The babbling flow of Pinckney’s admittedly rhapsodic prose is pretty much unbroken. Like a pretentious TED talk, Tudor rap, or a haunting druid spell it is the runaway train of one-person-shows.
No no, I am not being fair there are a couple of breaks in the French queen’s lament. By these points we the audience are so starved of stimulation we actually view them as a saving grace. Wilson has choreographed vague and repetitive movements for Huppert so at least she’s not physically stone for the whole piece. At one point she picks up a white shoe, and spins around with that for a while, then drops it down a trap door, doing the same with a letter that she almost burns. Another actress comes on dressed also as Mary and I almost leap out of my seat with excitement. Dialogue? Movement? Character interaction? But no, she proceeds to drop dead, lucky woman.
The only remotely interesting thing is Huppert’s midnight black, lightly stoned Elizabethan gown, which I spent so much time staring at I counted each minuscule crystal. There is also a dream-like section where Mary sits down holding a giant thistle (subtle) submerged in fog contained upstage by an invisible gauze wall.
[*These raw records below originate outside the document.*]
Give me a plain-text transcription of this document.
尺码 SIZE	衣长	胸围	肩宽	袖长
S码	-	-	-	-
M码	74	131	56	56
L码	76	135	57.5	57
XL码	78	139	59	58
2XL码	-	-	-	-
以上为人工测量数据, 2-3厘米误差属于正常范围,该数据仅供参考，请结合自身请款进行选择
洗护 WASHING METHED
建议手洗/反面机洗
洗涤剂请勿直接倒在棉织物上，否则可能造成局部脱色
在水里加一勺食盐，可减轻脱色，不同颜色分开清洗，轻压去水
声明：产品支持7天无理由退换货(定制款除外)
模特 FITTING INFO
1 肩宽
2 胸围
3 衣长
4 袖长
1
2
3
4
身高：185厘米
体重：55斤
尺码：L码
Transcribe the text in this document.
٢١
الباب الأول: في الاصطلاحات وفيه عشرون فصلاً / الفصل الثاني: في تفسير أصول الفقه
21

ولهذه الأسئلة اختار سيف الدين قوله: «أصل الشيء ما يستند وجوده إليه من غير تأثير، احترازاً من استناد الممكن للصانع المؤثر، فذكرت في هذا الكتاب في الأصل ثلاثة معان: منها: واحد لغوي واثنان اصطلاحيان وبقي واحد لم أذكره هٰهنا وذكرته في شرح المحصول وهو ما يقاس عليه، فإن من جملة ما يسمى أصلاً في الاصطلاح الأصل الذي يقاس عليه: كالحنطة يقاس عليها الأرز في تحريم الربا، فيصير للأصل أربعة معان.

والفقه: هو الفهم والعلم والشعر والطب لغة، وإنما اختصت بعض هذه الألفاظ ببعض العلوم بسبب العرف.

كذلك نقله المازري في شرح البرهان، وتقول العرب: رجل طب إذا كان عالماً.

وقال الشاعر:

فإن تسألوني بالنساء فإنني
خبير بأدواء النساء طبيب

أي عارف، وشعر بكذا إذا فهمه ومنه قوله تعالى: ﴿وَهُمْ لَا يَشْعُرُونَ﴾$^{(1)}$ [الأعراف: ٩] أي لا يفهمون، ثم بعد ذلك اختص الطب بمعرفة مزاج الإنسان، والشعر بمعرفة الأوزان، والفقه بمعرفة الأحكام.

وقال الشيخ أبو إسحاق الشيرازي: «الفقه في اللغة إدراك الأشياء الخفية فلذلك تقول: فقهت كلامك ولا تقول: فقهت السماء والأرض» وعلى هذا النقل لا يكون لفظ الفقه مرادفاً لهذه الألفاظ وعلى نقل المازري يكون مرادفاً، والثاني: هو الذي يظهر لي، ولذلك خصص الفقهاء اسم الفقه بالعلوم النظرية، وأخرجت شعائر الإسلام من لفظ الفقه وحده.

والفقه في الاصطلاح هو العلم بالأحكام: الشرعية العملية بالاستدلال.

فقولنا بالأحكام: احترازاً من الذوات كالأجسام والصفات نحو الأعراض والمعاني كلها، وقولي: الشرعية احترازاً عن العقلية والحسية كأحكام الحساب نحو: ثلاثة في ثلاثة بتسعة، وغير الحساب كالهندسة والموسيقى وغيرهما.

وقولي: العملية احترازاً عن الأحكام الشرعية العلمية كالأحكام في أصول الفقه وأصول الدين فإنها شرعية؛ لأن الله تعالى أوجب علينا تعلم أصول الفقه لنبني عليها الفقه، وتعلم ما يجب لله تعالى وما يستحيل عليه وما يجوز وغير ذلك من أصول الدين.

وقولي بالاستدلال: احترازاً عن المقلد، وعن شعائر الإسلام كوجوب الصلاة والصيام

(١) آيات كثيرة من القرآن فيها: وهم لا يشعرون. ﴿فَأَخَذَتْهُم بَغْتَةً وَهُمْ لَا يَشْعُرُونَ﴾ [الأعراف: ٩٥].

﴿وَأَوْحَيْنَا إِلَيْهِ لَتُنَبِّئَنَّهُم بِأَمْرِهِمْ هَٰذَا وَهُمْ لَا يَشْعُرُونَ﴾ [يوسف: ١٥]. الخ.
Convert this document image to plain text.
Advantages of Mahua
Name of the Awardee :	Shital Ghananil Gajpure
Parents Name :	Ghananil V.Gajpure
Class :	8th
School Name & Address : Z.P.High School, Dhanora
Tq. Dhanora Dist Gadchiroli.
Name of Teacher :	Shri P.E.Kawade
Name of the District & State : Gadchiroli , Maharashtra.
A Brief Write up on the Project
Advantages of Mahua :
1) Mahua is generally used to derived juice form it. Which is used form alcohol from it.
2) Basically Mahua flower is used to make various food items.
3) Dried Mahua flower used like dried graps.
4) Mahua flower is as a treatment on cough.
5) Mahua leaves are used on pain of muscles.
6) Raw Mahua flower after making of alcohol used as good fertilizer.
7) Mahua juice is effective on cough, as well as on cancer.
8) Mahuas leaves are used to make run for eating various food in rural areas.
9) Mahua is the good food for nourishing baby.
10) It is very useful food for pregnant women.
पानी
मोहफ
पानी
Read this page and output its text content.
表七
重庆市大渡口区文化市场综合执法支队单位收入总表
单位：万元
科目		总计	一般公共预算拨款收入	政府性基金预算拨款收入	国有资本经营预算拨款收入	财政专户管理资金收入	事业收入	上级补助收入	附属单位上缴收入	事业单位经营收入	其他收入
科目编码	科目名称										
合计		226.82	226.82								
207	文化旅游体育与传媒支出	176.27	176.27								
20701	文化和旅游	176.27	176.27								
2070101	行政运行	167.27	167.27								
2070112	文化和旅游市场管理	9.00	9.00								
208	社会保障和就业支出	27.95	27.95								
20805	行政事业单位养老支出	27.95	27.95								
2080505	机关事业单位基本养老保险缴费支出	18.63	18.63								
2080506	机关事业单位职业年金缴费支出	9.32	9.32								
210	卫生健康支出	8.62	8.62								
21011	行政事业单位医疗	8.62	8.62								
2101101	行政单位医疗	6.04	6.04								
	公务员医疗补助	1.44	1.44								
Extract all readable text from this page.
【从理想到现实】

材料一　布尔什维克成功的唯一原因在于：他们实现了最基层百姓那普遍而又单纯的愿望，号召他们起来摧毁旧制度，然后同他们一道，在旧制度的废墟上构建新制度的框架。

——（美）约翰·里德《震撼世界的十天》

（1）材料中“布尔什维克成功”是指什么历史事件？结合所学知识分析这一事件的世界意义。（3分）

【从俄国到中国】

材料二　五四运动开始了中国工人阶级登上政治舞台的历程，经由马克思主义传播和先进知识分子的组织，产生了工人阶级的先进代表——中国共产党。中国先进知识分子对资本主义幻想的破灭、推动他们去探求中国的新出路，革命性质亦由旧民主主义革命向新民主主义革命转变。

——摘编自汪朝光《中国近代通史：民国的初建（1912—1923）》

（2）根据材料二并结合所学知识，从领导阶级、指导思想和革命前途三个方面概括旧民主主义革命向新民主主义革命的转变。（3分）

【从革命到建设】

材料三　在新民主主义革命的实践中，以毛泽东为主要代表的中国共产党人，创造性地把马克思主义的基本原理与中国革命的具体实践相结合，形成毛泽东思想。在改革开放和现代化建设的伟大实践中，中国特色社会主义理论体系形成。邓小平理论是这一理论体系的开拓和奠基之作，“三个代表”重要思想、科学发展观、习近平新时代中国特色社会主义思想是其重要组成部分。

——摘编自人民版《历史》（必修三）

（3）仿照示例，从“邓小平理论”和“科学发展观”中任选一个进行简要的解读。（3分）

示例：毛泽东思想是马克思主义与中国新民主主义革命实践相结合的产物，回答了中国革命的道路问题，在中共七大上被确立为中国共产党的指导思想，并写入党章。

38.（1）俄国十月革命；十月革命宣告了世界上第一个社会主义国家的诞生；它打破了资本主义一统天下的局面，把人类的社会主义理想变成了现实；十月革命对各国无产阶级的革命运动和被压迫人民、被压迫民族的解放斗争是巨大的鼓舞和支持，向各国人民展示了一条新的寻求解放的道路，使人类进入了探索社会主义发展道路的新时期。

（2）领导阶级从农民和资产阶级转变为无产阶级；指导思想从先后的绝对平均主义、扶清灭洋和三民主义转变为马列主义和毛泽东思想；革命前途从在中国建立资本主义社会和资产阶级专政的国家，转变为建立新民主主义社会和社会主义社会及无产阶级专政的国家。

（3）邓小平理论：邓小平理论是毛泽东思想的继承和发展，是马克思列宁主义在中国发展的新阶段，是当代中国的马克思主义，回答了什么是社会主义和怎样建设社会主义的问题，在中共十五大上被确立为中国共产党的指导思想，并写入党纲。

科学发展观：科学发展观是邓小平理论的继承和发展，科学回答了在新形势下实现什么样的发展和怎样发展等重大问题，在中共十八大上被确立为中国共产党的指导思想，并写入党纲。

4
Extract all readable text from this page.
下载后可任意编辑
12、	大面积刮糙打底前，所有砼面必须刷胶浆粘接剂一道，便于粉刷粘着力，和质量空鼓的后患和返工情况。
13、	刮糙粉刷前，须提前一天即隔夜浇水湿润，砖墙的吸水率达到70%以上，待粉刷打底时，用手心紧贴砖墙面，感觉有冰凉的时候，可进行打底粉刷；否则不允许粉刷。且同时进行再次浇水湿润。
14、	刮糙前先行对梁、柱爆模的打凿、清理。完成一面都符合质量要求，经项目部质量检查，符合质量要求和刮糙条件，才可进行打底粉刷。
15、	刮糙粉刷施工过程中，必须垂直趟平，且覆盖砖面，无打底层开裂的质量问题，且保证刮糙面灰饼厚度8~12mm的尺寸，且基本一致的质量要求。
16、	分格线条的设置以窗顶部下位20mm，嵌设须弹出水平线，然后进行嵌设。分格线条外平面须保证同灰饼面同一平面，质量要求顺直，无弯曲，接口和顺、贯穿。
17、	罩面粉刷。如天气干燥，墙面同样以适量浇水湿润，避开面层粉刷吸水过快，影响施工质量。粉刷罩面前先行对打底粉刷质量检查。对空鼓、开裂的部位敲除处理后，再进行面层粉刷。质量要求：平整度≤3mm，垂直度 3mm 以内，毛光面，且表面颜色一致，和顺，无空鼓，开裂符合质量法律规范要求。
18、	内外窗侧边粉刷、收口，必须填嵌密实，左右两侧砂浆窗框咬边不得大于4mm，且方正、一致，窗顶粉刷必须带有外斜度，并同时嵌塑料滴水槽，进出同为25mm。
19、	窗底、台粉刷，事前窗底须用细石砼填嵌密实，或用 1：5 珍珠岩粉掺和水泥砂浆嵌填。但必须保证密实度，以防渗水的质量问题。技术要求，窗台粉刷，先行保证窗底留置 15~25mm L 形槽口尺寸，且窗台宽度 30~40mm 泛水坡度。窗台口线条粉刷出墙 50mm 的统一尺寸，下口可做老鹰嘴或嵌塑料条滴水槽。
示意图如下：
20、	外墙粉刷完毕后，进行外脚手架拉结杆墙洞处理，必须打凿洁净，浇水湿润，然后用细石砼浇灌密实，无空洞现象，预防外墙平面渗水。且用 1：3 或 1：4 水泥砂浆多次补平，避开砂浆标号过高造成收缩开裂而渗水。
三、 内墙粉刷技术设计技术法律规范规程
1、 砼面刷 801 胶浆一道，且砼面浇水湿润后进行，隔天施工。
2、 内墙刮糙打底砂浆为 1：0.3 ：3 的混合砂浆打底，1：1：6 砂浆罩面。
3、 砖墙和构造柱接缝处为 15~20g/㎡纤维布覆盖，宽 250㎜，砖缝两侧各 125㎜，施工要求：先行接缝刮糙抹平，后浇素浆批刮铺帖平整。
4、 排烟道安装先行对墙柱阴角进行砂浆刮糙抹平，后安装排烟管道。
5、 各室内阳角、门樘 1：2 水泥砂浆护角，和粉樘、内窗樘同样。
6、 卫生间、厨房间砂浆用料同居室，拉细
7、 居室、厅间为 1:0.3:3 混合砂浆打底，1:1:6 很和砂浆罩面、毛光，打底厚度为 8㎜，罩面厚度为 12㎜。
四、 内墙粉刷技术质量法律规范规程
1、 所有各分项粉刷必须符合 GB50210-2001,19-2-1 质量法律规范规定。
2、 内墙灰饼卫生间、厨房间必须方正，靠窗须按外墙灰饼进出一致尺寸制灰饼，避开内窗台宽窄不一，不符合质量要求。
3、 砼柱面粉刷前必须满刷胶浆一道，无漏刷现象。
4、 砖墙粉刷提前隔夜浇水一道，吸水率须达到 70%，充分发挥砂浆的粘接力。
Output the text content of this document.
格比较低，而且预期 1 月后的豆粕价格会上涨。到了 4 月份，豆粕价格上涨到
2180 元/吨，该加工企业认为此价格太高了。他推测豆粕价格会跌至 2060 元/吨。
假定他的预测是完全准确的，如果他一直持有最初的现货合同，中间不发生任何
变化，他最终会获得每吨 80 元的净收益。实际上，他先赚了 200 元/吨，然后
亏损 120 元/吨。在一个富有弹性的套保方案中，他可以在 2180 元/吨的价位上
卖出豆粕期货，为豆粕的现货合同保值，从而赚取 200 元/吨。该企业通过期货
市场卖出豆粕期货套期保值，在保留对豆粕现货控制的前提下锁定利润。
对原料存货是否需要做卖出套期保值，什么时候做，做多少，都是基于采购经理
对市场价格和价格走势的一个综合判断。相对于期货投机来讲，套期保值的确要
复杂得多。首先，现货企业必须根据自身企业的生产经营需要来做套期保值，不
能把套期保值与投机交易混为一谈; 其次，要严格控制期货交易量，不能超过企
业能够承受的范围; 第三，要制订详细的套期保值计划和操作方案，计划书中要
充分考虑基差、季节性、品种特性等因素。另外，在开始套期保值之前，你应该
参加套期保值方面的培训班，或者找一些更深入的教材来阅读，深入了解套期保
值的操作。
So two things. Also despite the maddening monologue and lacklustre movement Huppert’s powdered face and red lips are doing their best, gurning and constricting. Lastly hats (or heads) off for learning all those many, many, many lines.
I do not know what to blame. Success being its own downfall perhaps? The nebulas nature of experimental art? The French? Mary the dead queen herself? Myself? But what I know is that this neither tells the story of the dammed monarch nor brings anything new, interesting or even remotely engaging to the stage. By the one-hour mark, I muttered darkly to myself “Chop her head off and be done with it”. Mary May Have Said What She Said, but she also did pretty little else, and therein lies the problem.